Connolly pushing for new FedRAMP bill

The House oversight operations subcommittee chairman's legislation would provide more clarity to the federal approval process for cloud services.

cloud

Even though the federal government's program to evaluate and authorize cloud service providers' offerings has made significant strides, lawmakers are developing legislation that addresses weaknesses and gaps that still dog it.

Some of the companies that have gone through the often-lengthy Federal Risk and Authorization Management Program approval process told a House Committee and on Oversight and Reform subcommittee on July 17 that they're having difficulties understanding the approval process and getting agencies to accept approvals uniformly.

Those complaints have nagged FedRAMP since its inception, with companies saying the process was also too lengthy and costly.

Will Ackerly, CTO at startup Virtru, told Government Operations Subcommittee Chairman Gerry Connolly (D-Va.) that his company probably wouldn't have made it through the FedRAMP authorization process if not for advocates inside federal agencies who helped shepherd it through. It took 20 months to get the company's product through the approval cycle at a cost of $1.6 million, Ackerly said. Plus, Virtru still must spend $150,000 to $200,000 a year to maintain the certification, he said.

Those costs, time and confusion, Connolly said, are what FedRAMP was created to address. "What was supposed to be a six-month process costing $250,000 instead could take years and cost a company millions of dollars," he said.
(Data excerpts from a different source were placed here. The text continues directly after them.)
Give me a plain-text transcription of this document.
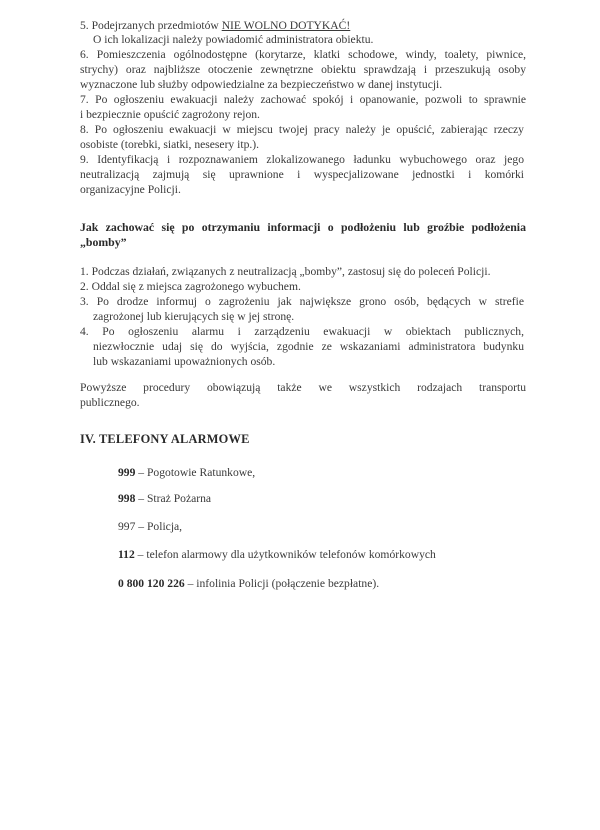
5. Podejrzanych przedmiotów NIE WOLNO DOTYKAĆ!
O ich lokalizacji należy powiadomić administratora obiektu.
6. Pomieszczenia ogólnodostępne (korytarze, klatki schodowe, windy, toalety, piwnice,
strychy) oraz najbliższe otoczenie zewnętrzne obiektu sprawdzają i przeszukują osoby
wyznaczone lub służby odpowiedzialne za bezpieczeństwo w danej instytucji.
7. Po ogłoszeniu ewakuacji należy zachować spokój i opanowanie, pozwoli to sprawnie
i bezpiecznie opuścić zagrożony rejon.
8. Po ogłoszeniu ewakuacji w miejscu twojej pracy należy je opuścić, zabierając rzeczy
osobiste (torebki, siatki, nesesery itp.).
9. Identyfikacją i rozpoznawaniem zlokalizowanego ładunku wybuchowego oraz jego
neutralizacją zajmują się uprawnione i wyspecjalizowane jednostki i komórki
organizacyjne Policji.
Jak zachować się po otrzymaniu informacji o podłożeniu lub groźbie podłożenia
„bomby”
1. Podczas działań, związanych z neutralizacją „bomby”, zastosuj się do poleceń Policji.
2. Oddal się z miejsca zagrożonego wybuchem.
3. Po drodze informuj o zagrożeniu jak największe grono osób, będących w strefie
zagrożonej lub kierujących się w jej stronę.
4. Po ogłoszeniu alarmu i zarządzeniu ewakuacji w obiektach publicznych,
niezwłocznie udaj się do wyjścia, zgodnie ze wskazaniami administratora budynku
lub wskazaniami upoważnionych osób.
Powyższe procedury obowiązują także we wszystkich rodzajach transportu
publicznego.
IV. TELEFONY ALARMOWE
999 – Pogotowie Ratunkowe,
998 – Straż Pożarna
997 – Policja,
112 – telefon alarmowy dla użytkowników telefonów komórkowych
0 800 120 226 – infolinia Policji (połączenie bezpłatne).
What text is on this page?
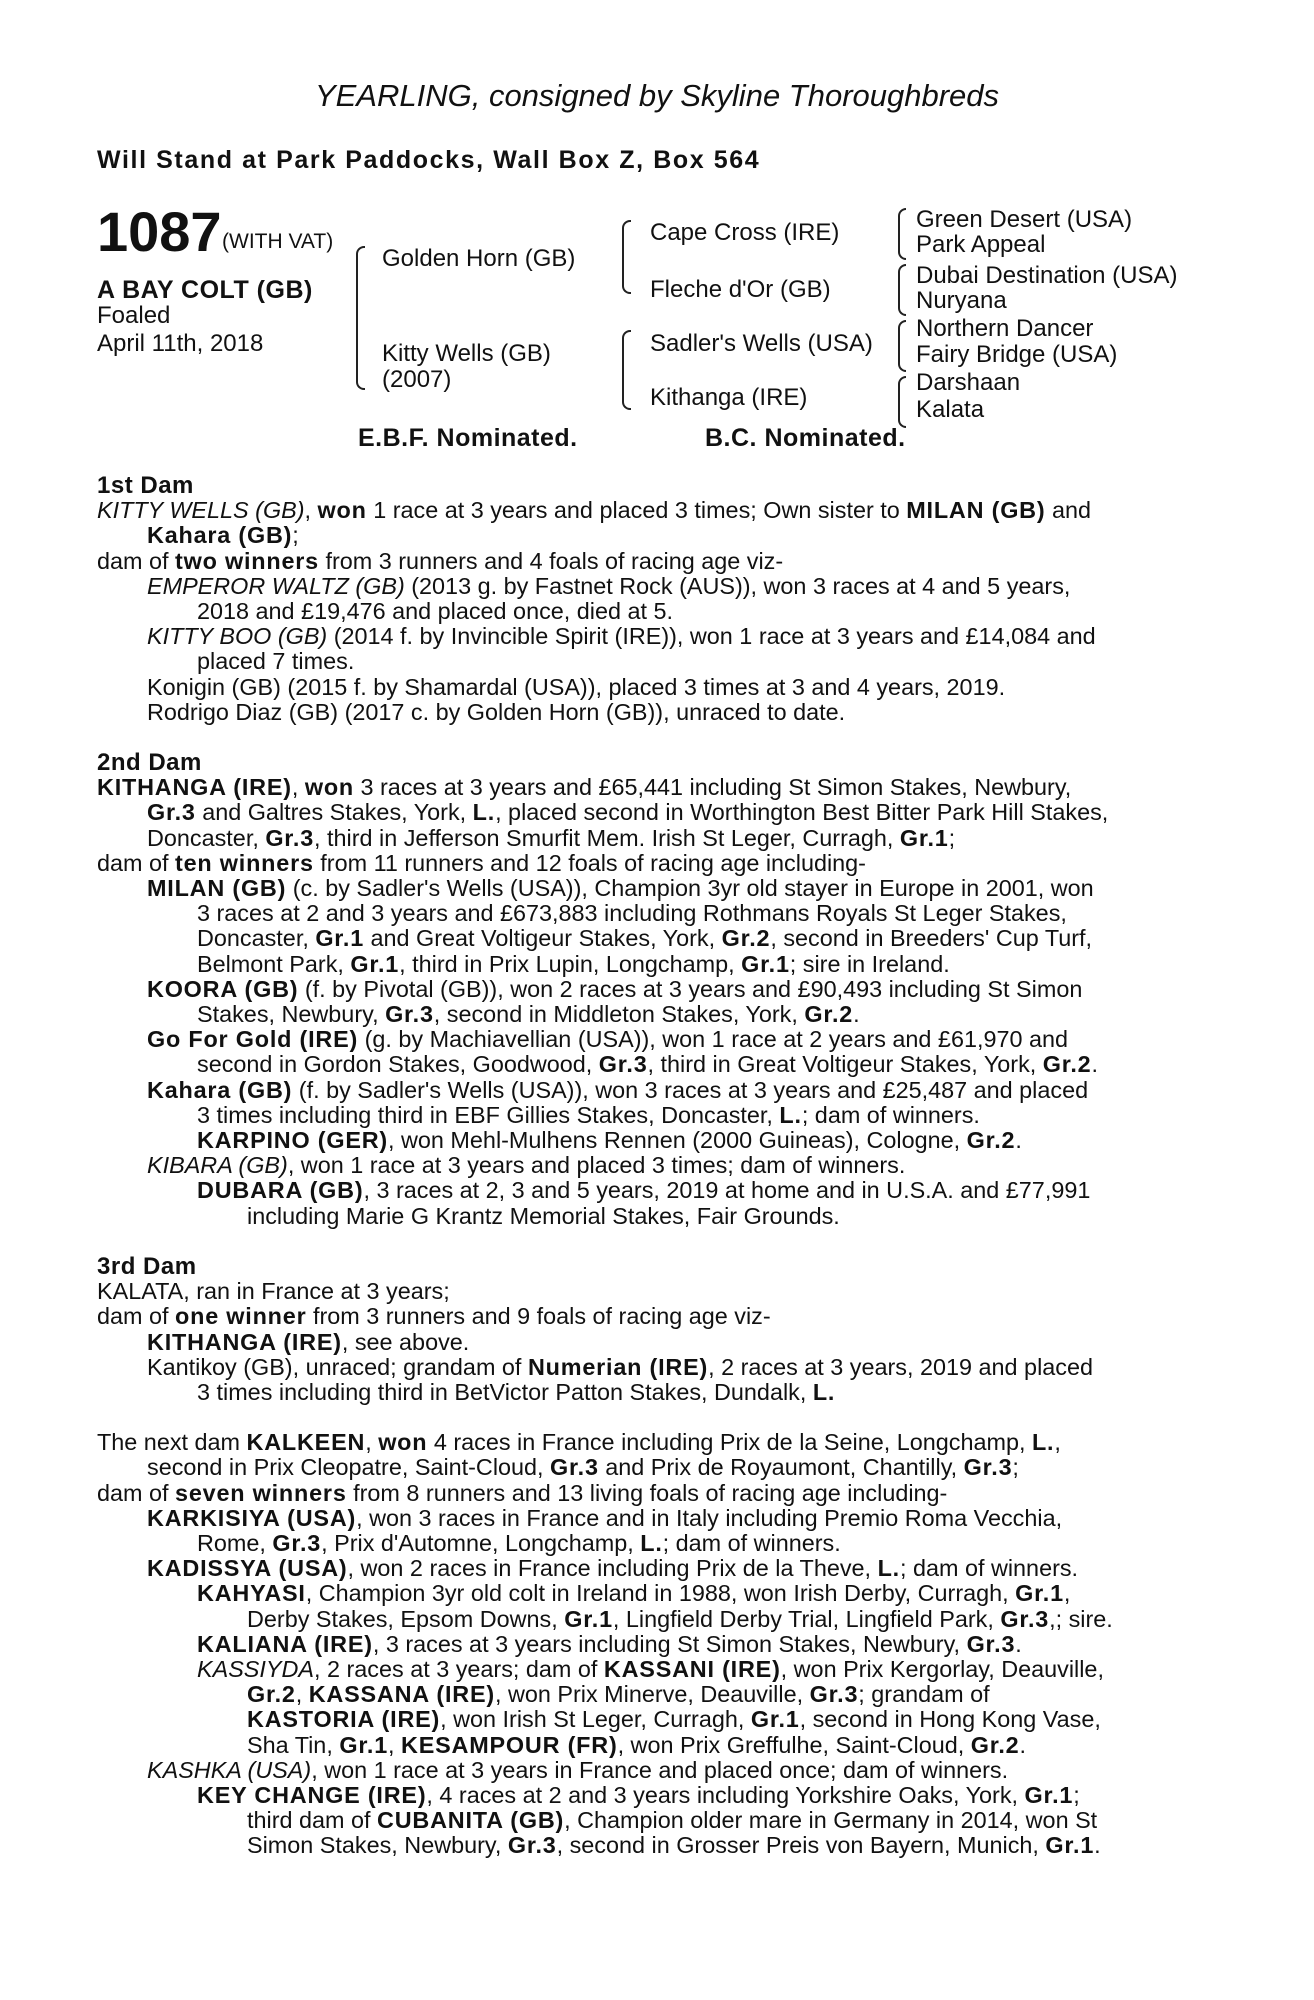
YEARLING, consigned by Skyline Thoroughbreds
Will Stand at Park Paddocks, Wall Box Z, Box 564
1087 (WITH VAT)
A BAY COLT (GB)
Foaled
April 11th, 2018
Golden Horn (GB)
Kitty Wells (GB)
(2007)
Cape Cross (IRE)
Fleche d'Or (GB)
Sadler's Wells (USA)
Kithanga (IRE)
Green Desert (USA)
Park Appeal
Dubai Destination (USA)
Nuryana
Northern Dancer
Fairy Bridge (USA)
Darshaan
Kalata
E.B.F. Nominated.	B.C. Nominated.
1st Dam
KITTY WELLS (GB), won 1 race at 3 years and placed 3 times; Own sister to MILAN (GB) and
Kahara (GB);
dam of two winners from 3 runners and 4 foals of racing age viz-
EMPEROR WALTZ (GB) (2013 g. by Fastnet Rock (AUS)), won 3 races at 4 and 5 years,
2018 and £19,476 and placed once, died at 5.
KITTY BOO (GB) (2014 f. by Invincible Spirit (IRE)), won 1 race at 3 years and £14,084 and
placed 7 times.
Konigin (GB) (2015 f. by Shamardal (USA)), placed 3 times at 3 and 4 years, 2019.
Rodrigo Diaz (GB) (2017 c. by Golden Horn (GB)), unraced to date.
2nd Dam
KITHANGA (IRE), won 3 races at 3 years and £65,441 including St Simon Stakes, Newbury,
Gr.3 and Galtres Stakes, York, L., placed second in Worthington Best Bitter Park Hill Stakes,
Doncaster, Gr.3, third in Jefferson Smurfit Mem. Irish St Leger, Curragh, Gr.1;
dam of ten winners from 11 runners and 12 foals of racing age including-
MILAN (GB) (c. by Sadler's Wells (USA)), Champion 3yr old stayer in Europe in 2001, won
3 races at 2 and 3 years and £673,883 including Rothmans Royals St Leger Stakes,
Doncaster, Gr.1 and Great Voltigeur Stakes, York, Gr.2, second in Breeders' Cup Turf,
Belmont Park, Gr.1, third in Prix Lupin, Longchamp, Gr.1; sire in Ireland.
KOORA (GB) (f. by Pivotal (GB)), won 2 races at 3 years and £90,493 including St Simon
Stakes, Newbury, Gr.3, second in Middleton Stakes, York, Gr.2.
Go For Gold (IRE) (g. by Machiavellian (USA)), won 1 race at 2 years and £61,970 and
second in Gordon Stakes, Goodwood, Gr.3, third in Great Voltigeur Stakes, York, Gr.2.
Kahara (GB) (f. by Sadler's Wells (USA)), won 3 races at 3 years and £25,487 and placed
3 times including third in EBF Gillies Stakes, Doncaster, L.; dam of winners.
KARPINO (GER), won Mehl-Mulhens Rennen (2000 Guineas), Cologne, Gr.2.
KIBARA (GB), won 1 race at 3 years and placed 3 times; dam of winners.
DUBARA (GB), 3 races at 2, 3 and 5 years, 2019 at home and in U.S.A. and £77,991
including Marie G Krantz Memorial Stakes, Fair Grounds.
3rd Dam
KALATA, ran in France at 3 years;
dam of one winner from 3 runners and 9 foals of racing age viz-
KITHANGA (IRE), see above.
Kantikoy (GB), unraced; grandam of Numerian (IRE), 2 races at 3 years, 2019 and placed
3 times including third in BetVictor Patton Stakes, Dundalk, L.
The next dam KALKEEN, won 4 races in France including Prix de la Seine, Longchamp, L.,
second in Prix Cleopatre, Saint-Cloud, Gr.3 and Prix de Royaumont, Chantilly, Gr.3;
dam of seven winners from 8 runners and 13 living foals of racing age including-
KARKISIYA (USA), won 3 races in France and in Italy including Premio Roma Vecchia,
Rome, Gr.3, Prix d'Automne, Longchamp, L.; dam of winners.
KADISSYA (USA), won 2 races in France including Prix de la Theve, L.; dam of winners.
KAHYASI, Champion 3yr old colt in Ireland in 1988, won Irish Derby, Curragh, Gr.1,
Derby Stakes, Epsom Downs, Gr.1, Lingfield Derby Trial, Lingfield Park, Gr.3,; sire.
KALIANA (IRE), 3 races at 3 years including St Simon Stakes, Newbury, Gr.3.
KASSIYDA, 2 races at 3 years; dam of KASSANI (IRE), won Prix Kergorlay, Deauville,
Gr.2, KASSANA (IRE), won Prix Minerve, Deauville, Gr.3; grandam of
KASTORIA (IRE), won Irish St Leger, Curragh, Gr.1, second in Hong Kong Vase,
Sha Tin, Gr.1, KESAMPOUR (FR), won Prix Greffulhe, Saint-Cloud, Gr.2.
KASHKA (USA), won 1 race at 3 years in France and placed once; dam of winners.
KEY CHANGE (IRE), 4 races at 2 and 3 years including Yorkshire Oaks, York, Gr.1;
third dam of CUBANITA (GB), Champion older mare in Germany in 2014, won St
Simon Stakes, Newbury, Gr.3, second in Grosser Preis von Bayern, Munich, Gr.1.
Connolly, as well as vendors testifying at the hearing, commended FedRAMP on making significant progress. Nevertheless, said Connolly, new legislation is needed to define roles, including how FedRAMP's Joint Authorization Board (JAB) and agencies see each other's approvals, as well as other issues.

The JAB authority to operate should "be accepted at all [agency] windows," Connolly said, while agency ATOs might set some basic approval foundations that could be more readily reused by companies without starting each approval from scratch. That's not happening, he said.

Anil Cheriyan, deputy commissioner of the Federal Acquisition Service and director of the Technology Transformation Service at the General Services Administration, told the committee that FedRAMP has made significant progress. In fiscal 2018, he said, the government issued about 40 authorizations, including provisional ATOs. It took three years, he said, for the program to issue its first 40 ATOs.

Currently, he said, the government has authorized 143 cloud products from 115 companies, with 69 more ATOs coming.

Department of Health and Human Services CIO Jose Arrieta said FedRAMP has been key to his agency's move to make all of its data more transparent and useable, as well as a linchpin in the agency's IT modernization efforts.

Despite the successes, Connolly and Rep. Mark Meadows (R-N.C.) are drafting a bill with industry input that will instill some official discipline in the process.

The two introduced a FedRAMP reform bill last July, but it didn't get out of the House. The new bill is very similar to last year's.

"There will be legislation in your future," Connolly told witnesses at the hearing. "We're determined" to provide a legislative "anchor" for FedRAMP provisions, he said.

According to Connolly, the legislation now being drafted will codify and define the roles and responsibilities of federal agencies and third-party assessment organizations; address how to further reduce long approval times for vendor applicants, particularly small businesses; tackle the uneven application of vendors' ATOs across federal agencies; and set metrics on time, costs and assessment quality.